Mrs. Adams turned in her daughter's arms. "Do you hear her lie? Couldn't you be as brave as she is, Virgil?"
"Are you lying, Alice?" he asked. "Do you have a mean time?"
"No, papa."
He came toward her. "Look at me!" he said. "Things like this dance now--is that so hard to bear?"
Alice tried to say, "No, papa," again, but she couldn't. Suddenly and in spite of herself she began to cry.
"Do you hear her?" his wife sobbed. "Now do you----"
He waved at them fiercely. "Get out of here!" he said. "Both of you! Get out of here!"
As they went, he dropped in his chair and bent far forward, so that his haggard face was concealed from them. Then, as Alice closed the door, he began to rub his knees again, muttering, "Oh, my, my! OH, my, my!"
CHAPTER XIV
There shone a jovial sun overhead on the appointed "day after to-morrow"; a day not cool yet of a temperature friendly to walkers; and the air, powdered with sunshine, had so much life in it that it seemed to sparkle. To Arthur Russell this was a day like a gay companion who pleased him well; but the gay companion at his side pleased him even better. She looked her prettiest, chattered her wittiest, smiled her wistfulest, and delighted him with all together.
"You look so happy it's easy to see your father's taken a good turn," he told her.
"Yes; he has this afternoon, at least," she said. "I might have other reasons for looking cheerful, though."
"For instance?"
"Exactly!" she said, giving him a sweet look just enough mocked by her laughter. "For instance!"
"Well, go on," he begged.
"Isn't it expected?" she asked.
"Of you, you mean?"
"No," she returned. "For you, I mean!"
In this style, which uses a word for any meaning that quick look and colourful gesture care to endow it with, she was an expert; and she carried it merrily on, leaving him at liberty (one of the great values of the style) to choose as he would how much or how little she meant. He was content to supply mere cues, for although he had little coquetry of his own, he had lately begun to find that the only interesting moments in his life were those during which Alice Adams coquetted with him. Happily, these obliging moments extended themselves to cover all the time he spent with her. However serious she might seem, whatever appeared to be her topic, all was thou-and-I.
He planned for more of it, seeing otherwise a dull evening ahead; and reverted, afterwhile, to a forbidden subject. "About that dance at Miss Lamb's --since your father's so much better----"
She flushed a little. "Now, now!" she chided him. "We agreed not to say any more about that."

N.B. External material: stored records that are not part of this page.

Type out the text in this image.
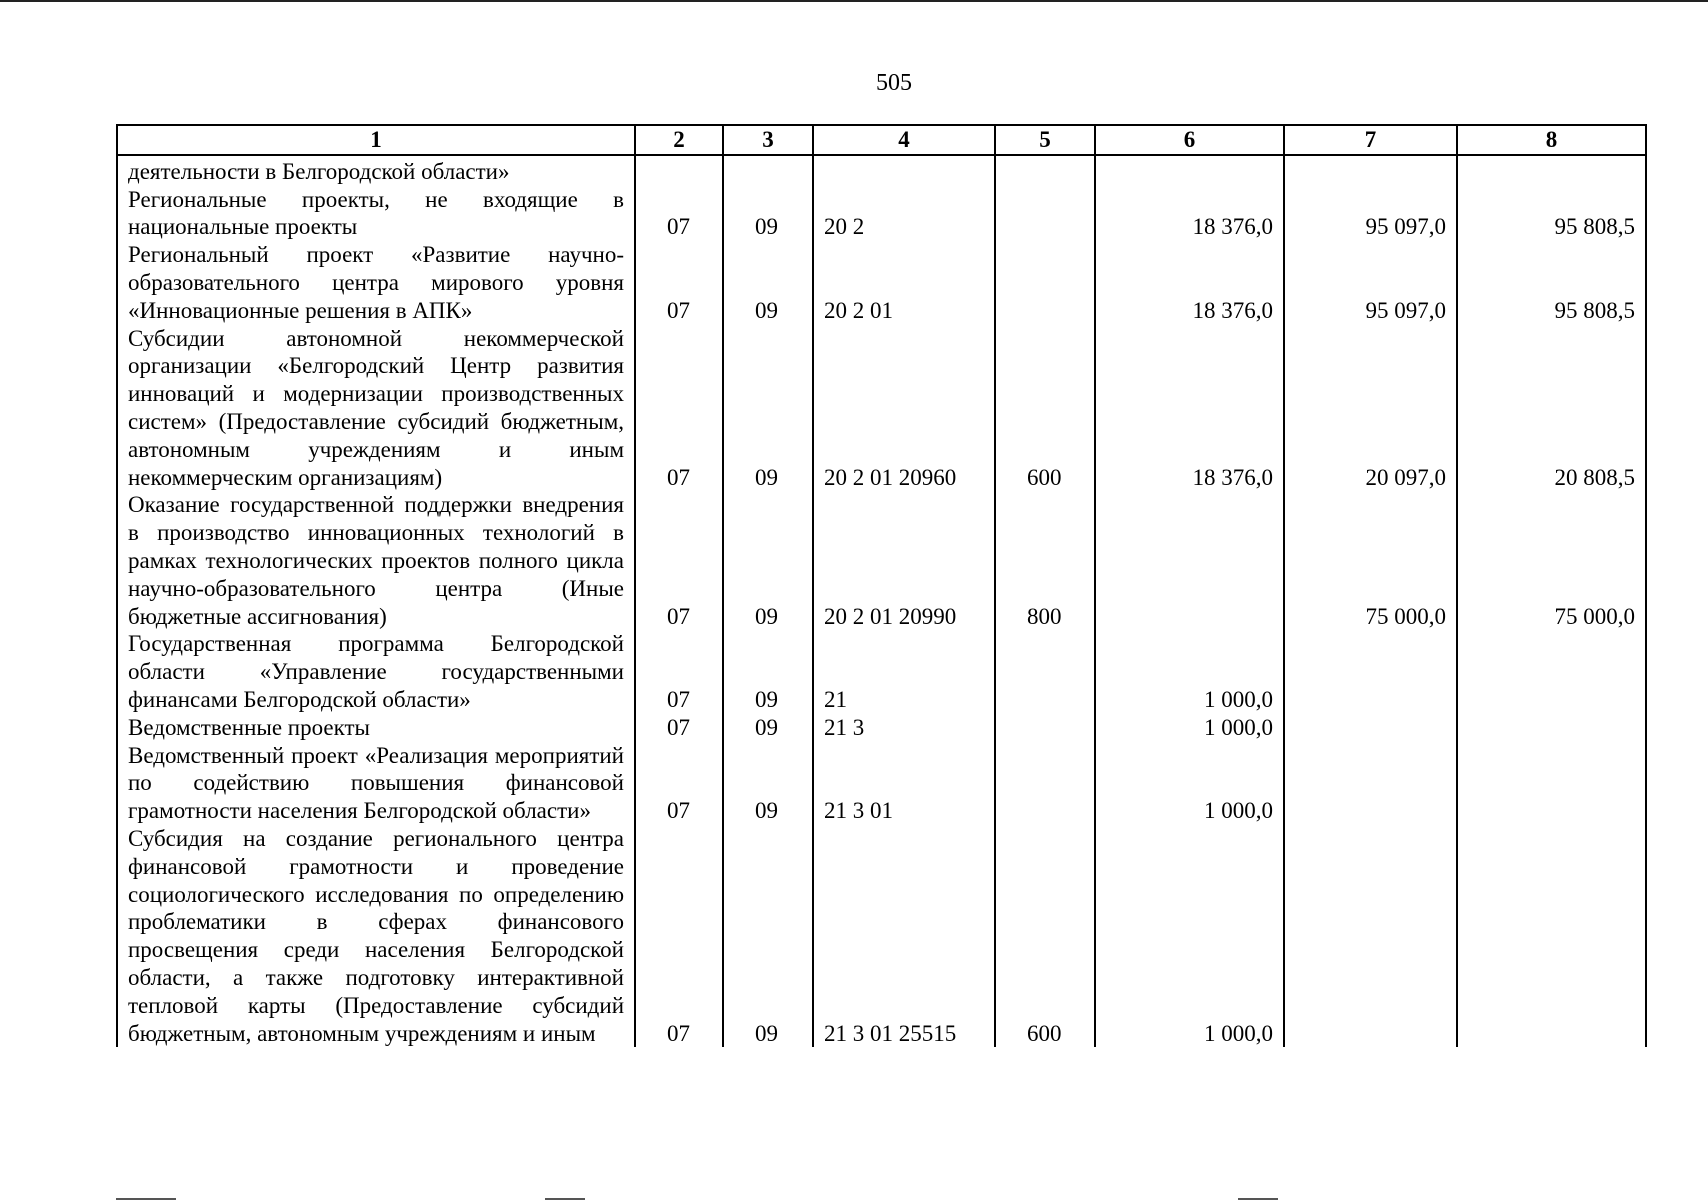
505
1	2	3	4	5	6	7	8
деятельности в Белгородской области»							
Региональные проекты, не входящие в национальные проекты	07	09	20 2		18 376,0	95 097,0	95 808,5
Региональный проект «Развитие научно-образовательного центра мирового уровня «Инновационные решения в АПК»	07	09	20 2 01		18 376,0	95 097,0	95 808,5
Субсидии автономной некоммерческой организации «Белгородский Центр развития инноваций и модернизации производственных систем» (Предоставление субсидий бюджетным, автономным учреждениям и иным некоммерческим организациям)	07	09	20 2 01 20960	600	18 376,0	20 097,0	20 808,5
Оказание государственной поддержки внедрения в производство инновационных технологий в рамках технологических проектов полного цикла научно-образовательного центра (Иные бюджетные ассигнования)	07	09	20 2 01 20990	800		75 000,0	75 000,0
Государственная программа Белгородской области «Управление государственными финансами Белгородской области»	07	09	21		1 000,0		
Ведомственные проекты	07	09	21 3		1 000,0		
Ведомственный проект «Реализация мероприятий по содействию повышения финансовой грамотности населения Белгородской области»	07	09	21 3 01		1 000,0		
Субсидия на создание регионального центра финансовой грамотности и проведение социологического исследования по определению проблематики в сферах финансового просвещения среди населения Белгородской области, а также подготовку интерактивной тепловой карты (Предоставление субсидий бюджетным, автономным учреждениям и иным	07	09	21 3 01 25515	600	1 000,0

"Yes, but since he IS better----"
Alice shook her head. "He won't be better to-morrow. He always has a bad day after a good one especially after such a good one as this is."
"But if this time it should be different," Russell persisted; "wouldn't you be willing to come if he's better by to-morrow evening? Why not wait and decide at the last minute?"

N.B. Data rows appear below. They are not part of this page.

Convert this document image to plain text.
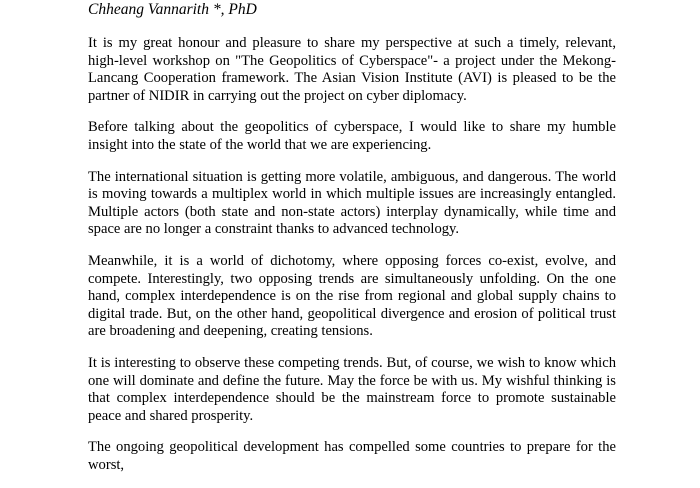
Chheang Vannarith *, PhD

It is my great honour and pleasure to share my perspective at such a timely, relevant, high-level workshop on "The Geopolitics of Cyberspace"- a project under the Mekong-Lancang Cooperation framework. The Asian Vision Institute (AVI) is pleased to be the partner of NIDIR in carrying out the project on cyber diplomacy.

Before talking about the geopolitics of cyberspace, I would like to share my humble insight into the state of the world that we are experiencing.

The international situation is getting more volatile, ambiguous, and dangerous. The world is moving towards a multiplex world in which multiple issues are increasingly entangled. Multiple actors (both state and non-state actors) interplay dynamically, while time and space are no longer a constraint thanks to advanced technology.

Meanwhile, it is a world of dichotomy, where opposing forces co-exist, evolve, and compete. Interestingly, two opposing trends are simultaneously unfolding. On the one hand, complex interdependence is on the rise from regional and global supply chains to digital trade. But, on the other hand, geopolitical divergence and erosion of political trust are broadening and deepening, creating tensions.

It is interesting to observe these competing trends. But, of course, we wish to know which one will dominate and define the future. May the force be with us. My wishful thinking is that complex interdependence should be the mainstream force to promote sustainable peace and shared prosperity.

The ongoing geopolitical development has compelled some countries to prepare for the worst,
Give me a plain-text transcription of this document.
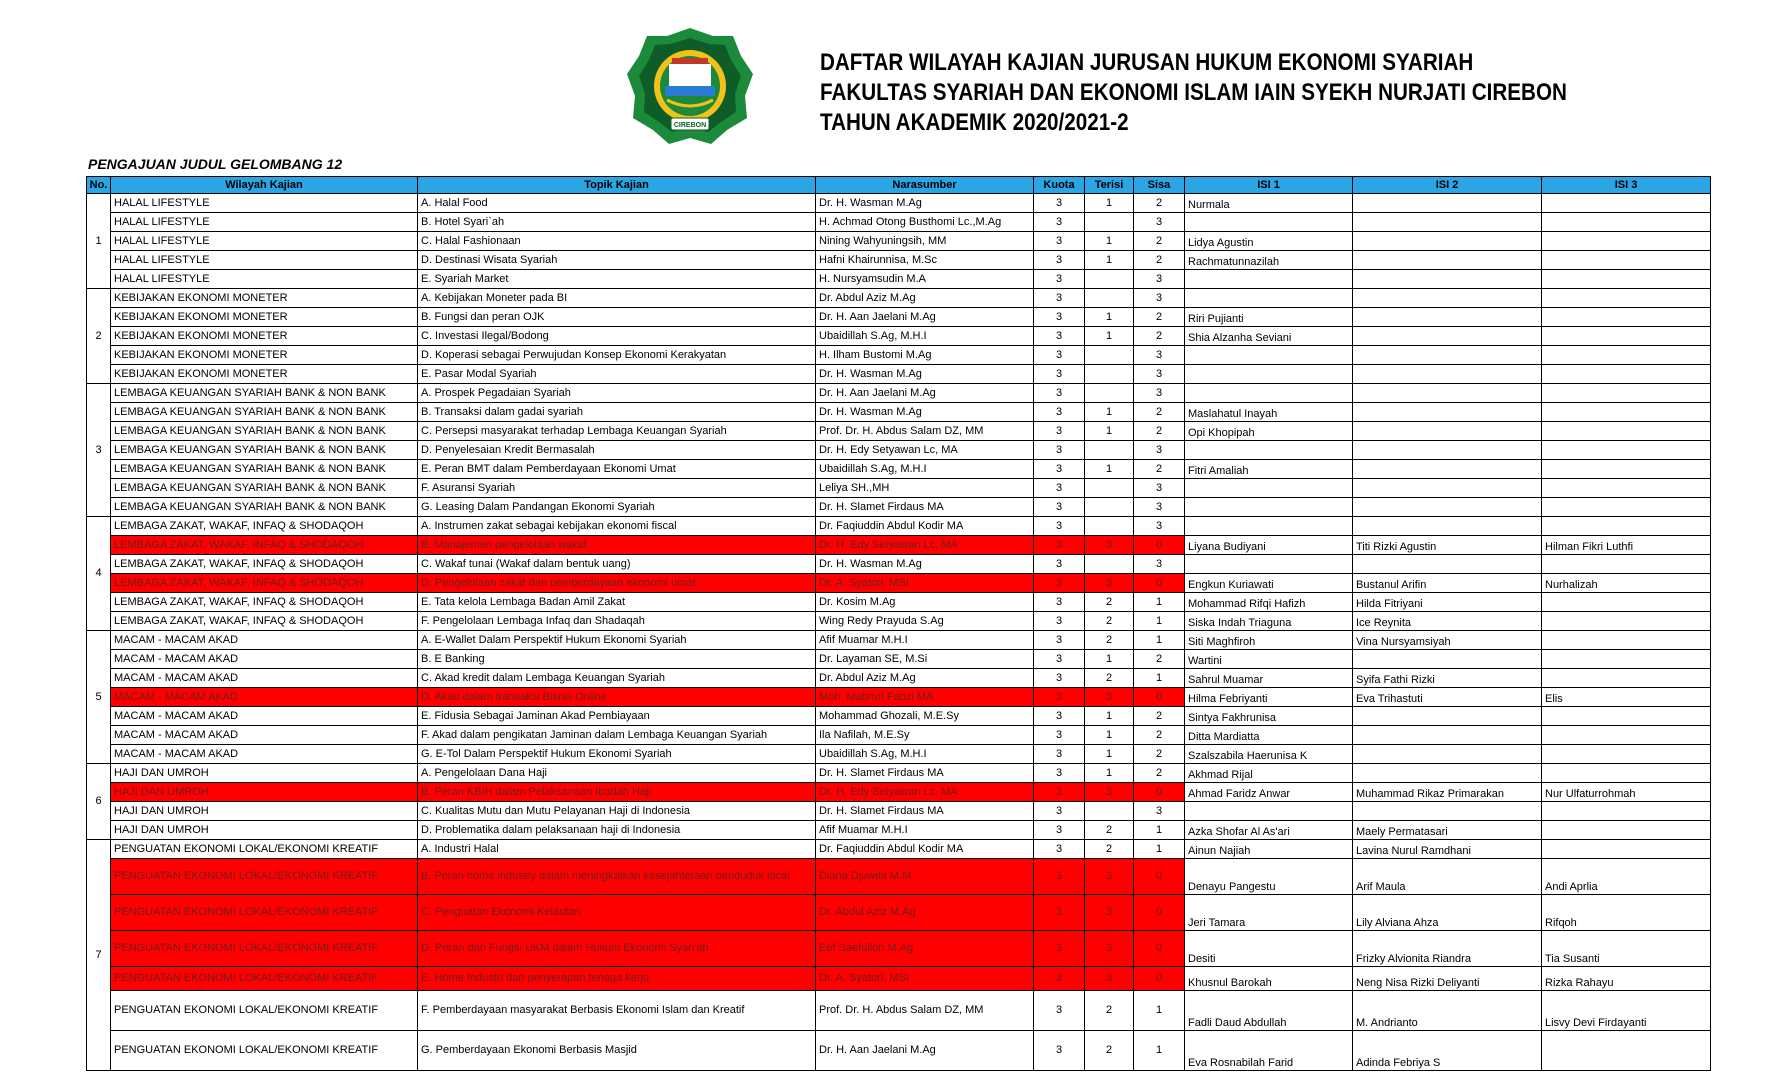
CIREBON
DAFTAR WILAYAH KAJIAN JURUSAN HUKUM EKONOMI SYARIAH
FAKULTAS SYARIAH DAN EKONOMI ISLAM IAIN SYEKH NURJATI CIREBON
TAHUN AKADEMIK 2020/2021-2
PENGAJUAN JUDUL GELOMBANG 12
No.	Wilayah Kajian	Topik Kajian	Narasumber	Kuota	Terisi	Sisa	ISI 1	ISI 2	ISI 3
1	HALAL LIFESTYLE	A. Halal Food	Dr. H. Wasman M.Ag	3	1	2	Nurmala		
	HALAL LIFESTYLE	B. Hotel Syari`ah	H. Achmad Otong Busthomi Lc.,M.Ag	3		3			
	HALAL LIFESTYLE	C. Halal Fashionaan	Nining Wahyuningsih, MM	3	1	2	Lidya Agustin		
	HALAL LIFESTYLE	D. Destinasi Wisata Syariah	Hafni Khairunnisa, M.Sc	3	1	2	Rachmatunnazilah		
	HALAL LIFESTYLE	E. Syariah Market	H. Nursyamsudin M.A	3		3			
2	KEBIJAKAN EKONOMI MONETER	A. Kebijakan Moneter pada BI	Dr. Abdul Aziz M.Ag	3		3			
	KEBIJAKAN EKONOMI MONETER	B. Fungsi dan peran OJK	Dr. H. Aan Jaelani M.Ag	3	1	2	Riri Pujianti		
	KEBIJAKAN EKONOMI MONETER	C. Investasi Ilegal/Bodong	Ubaidillah S.Ag, M.H.I	3	1	2	Shia Alzanha Seviani		
	KEBIJAKAN EKONOMI MONETER	D. Koperasi sebagai Perwujudan Konsep Ekonomi Kerakyatan	H. Ilham Bustomi M.Ag	3		3			
	KEBIJAKAN EKONOMI MONETER	E. Pasar Modal Syariah	Dr. H. Wasman M.Ag	3		3			
3	LEMBAGA KEUANGAN SYARIAH BANK & NON BANK	A. Prospek Pegadaian Syariah	Dr. H. Aan Jaelani M.Ag	3		3			
	LEMBAGA KEUANGAN SYARIAH BANK & NON BANK	B. Transaksi dalam gadai syariah	Dr. H. Wasman M.Ag	3	1	2	Maslahatul Inayah		
	LEMBAGA KEUANGAN SYARIAH BANK & NON BANK	C. Persepsi masyarakat terhadap Lembaga Keuangan Syariah	Prof. Dr. H. Abdus Salam DZ, MM	3	1	2	Opi Khopipah		
	LEMBAGA KEUANGAN SYARIAH BANK & NON BANK	D. Penyelesaian Kredit Bermasalah	Dr. H. Edy Setyawan Lc, MA	3		3			
	LEMBAGA KEUANGAN SYARIAH BANK & NON BANK	E. Peran BMT dalam Pemberdayaan Ekonomi Umat	Ubaidillah S.Ag, M.H.I	3	1	2	Fitri Amaliah		
	LEMBAGA KEUANGAN SYARIAH BANK & NON BANK	F. Asuransi Syariah	Leliya SH.,MH	3		3			
	LEMBAGA KEUANGAN SYARIAH BANK & NON BANK	G. Leasing Dalam Pandangan Ekonomi Syariah	Dr. H. Slamet Firdaus MA	3		3			
4	LEMBAGA ZAKAT, WAKAF, INFAQ & SHODAQOH	A. Instrumen zakat sebagai kebijakan ekonomi fiscal	Dr. Faqiuddin Abdul Kodir MA	3		3			
	LEMBAGA ZAKAT, WAKAF, INFAQ & SHODAQOH	B. Manajemen pengelolaan wakaf	Dr. H. Edy Setyawan Lc, MA	3	3	0	Liyana Budiyani	Titi Rizki Agustin	Hilman Fikri Luthfi
	LEMBAGA ZAKAT, WAKAF, INFAQ & SHODAQOH	C. Wakaf tunai (Wakaf dalam bentuk uang)	Dr. H. Wasman M.Ag	3		3			
	LEMBAGA ZAKAT, WAKAF, INFAQ & SHODAQOH	D. Pengelolaan zakat dan pemberdayaan ekonomi umat	Dr. A. Syatori, MSI	3	3	0	Engkun Kuriawati	Bustanul Arifin	Nurhalizah
	LEMBAGA ZAKAT, WAKAF, INFAQ & SHODAQOH	E. Tata kelola Lembaga Badan Amil Zakat	Dr. Kosim M.Ag	3	2	1	Mohammad Rifqi Hafizh	Hilda Fitriyani	
	LEMBAGA ZAKAT, WAKAF, INFAQ & SHODAQOH	F. Pengelolaan Lembaga Infaq dan Shadaqah	Wing Redy Prayuda S.Ag	3	2	1	Siska Indah Triaguna	Ice Reynita	
5	MACAM - MACAM AKAD	A. E-Wallet Dalam Perspektif Hukum Ekonomi Syariah	Afif Muamar M.H.I	3	2	1	Siti Maghfiroh	Vina Nursyamsiyah	
	MACAM - MACAM AKAD	B. E Banking	Dr. Layaman SE, M.Si	3	1	2	Wartini		
	MACAM - MACAM AKAD	C. Akad kredit dalam Lembaga Keuangan Syariah	Dr. Abdul Aziz M.Ag	3	2	1	Sahrul Muamar	Syifa Fathi Rizki	
	MACAM - MACAM AKAD	D. Akad dalam transaksi Bisnis Online	Moh. Mabruri Faozi MA	3	3	0	Hilma Febriyanti	Eva Trihastuti	Elis
	MACAM - MACAM AKAD	E. Fidusia Sebagai Jaminan Akad Pembiayaan	Mohammad Ghozali, M.E.Sy	3	1	2	Sintya Fakhrunisa		
	MACAM - MACAM AKAD	F. Akad dalam pengikatan Jaminan dalam Lembaga Keuangan Syariah	Ila Nafilah, M.E.Sy	3	1	2	Ditta Mardiatta		
	MACAM - MACAM AKAD	G. E-Tol Dalam Perspektif Hukum Ekonomi Syariah	Ubaidillah S.Ag, M.H.I	3	1	2	Szalszabila Haerunisa K		
6	HAJI DAN UMROH	A. Pengelolaan Dana Haji	Dr. H. Slamet Firdaus MA	3	1	2	Akhmad Rijal		
	HAJI DAN UMROH	B. Peran KBIH dalam Pelaksanaan Ibadah Haji	Dr. H. Edy Setyawan Lc, MA	3	3	0	Ahmad Faridz Anwar	Muhammad Rikaz Primarakan	Nur Ulfaturrohmah
	HAJI DAN UMROH	C. Kualitas Mutu dan Mutu Pelayanan Haji di Indonesia	Dr. H. Slamet Firdaus MA	3		3			
	HAJI DAN UMROH	D. Problematika dalam pelaksanaan haji di Indonesia	Afif Muamar M.H.I	3	2	1	Azka Shofar Al As'ari	Maely Permatasari	
7	PENGUATAN EKONOMI LOKAL/EKONOMI KREATIF	A. Industri Halal	Dr. Faqiuddin Abdul Kodir MA	3	2	1	Ainun Najiah	Lavina Nurul Ramdhani	
	PENGUATAN EKONOMI LOKAL/EKONOMI KREATIF	B. Peran home industry dalam meningkatkan kesejahteraan penduduk local	Diana Djuwita M.M.	3	3	0	Denayu Pangestu	Arif Maula	Andi Aprlia
	PENGUATAN EKONOMI LOKAL/EKONOMI KREATIF	C. Penguatan Ekonomi Kelautan	Dr. Abdul Aziz M.Ag	3	3	0	Jeri Tamara	Lily Alviana Ahza	Rifqoh
	PENGUATAN EKONOMI LOKAL/EKONOMI KREATIF	D. Peran dan Fungsi UKM dalam Hukum Ekonomi Syari'ah	Eef Saefulloh M.Ag	3	3	0	Desiti	Frizky Alvionita Riandra	Tia Susanti
	PENGUATAN EKONOMI LOKAL/EKONOMI KREATIF	E. Home Industri dan penyerapan tenaga kerja	Dr. A. Syatori, MSI	3	3	0	Khusnul Barokah	Neng Nisa Rizki Deliyanti	Rizka Rahayu
	PENGUATAN EKONOMI LOKAL/EKONOMI KREATIF	F. Pemberdayaan masyarakat Berbasis Ekonomi Islam dan Kreatif	Prof. Dr. H. Abdus Salam DZ, MM	3	2	1	Fadli Daud Abdullah	M. Andrianto	Lisvy Devi Firdayanti
	PENGUATAN EKONOMI LOKAL/EKONOMI KREATIF	G. Pemberdayaan Ekonomi Berbasis Masjid	Dr. H. Aan Jaelani M.Ag	3	2	1	Eva Rosnabilah Farid	Adinda Febriya S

She waved her hands airily. "What a pother!" she cried. "What does it matter whether poor little Alice Adams goes to a dance or not?"
"Well, I thought I'd made it clear that it looks fairly bleak to me if you don't go."
"Oh, yes!" she jeered.
"It's the simple truth," he insisted. "I don't care a great deal about dances these days; and if you aren't going to be there----"
"You could stay away," she suggested. "You wouldn't!"
"Unfortunately, I can't. I'm afraid I'm supposed to be the excuse. Miss Lamb, in her capacity as a friend of my relatives----"
"Oh, she's giving it for YOU! I see! On Mildred's account you mean?"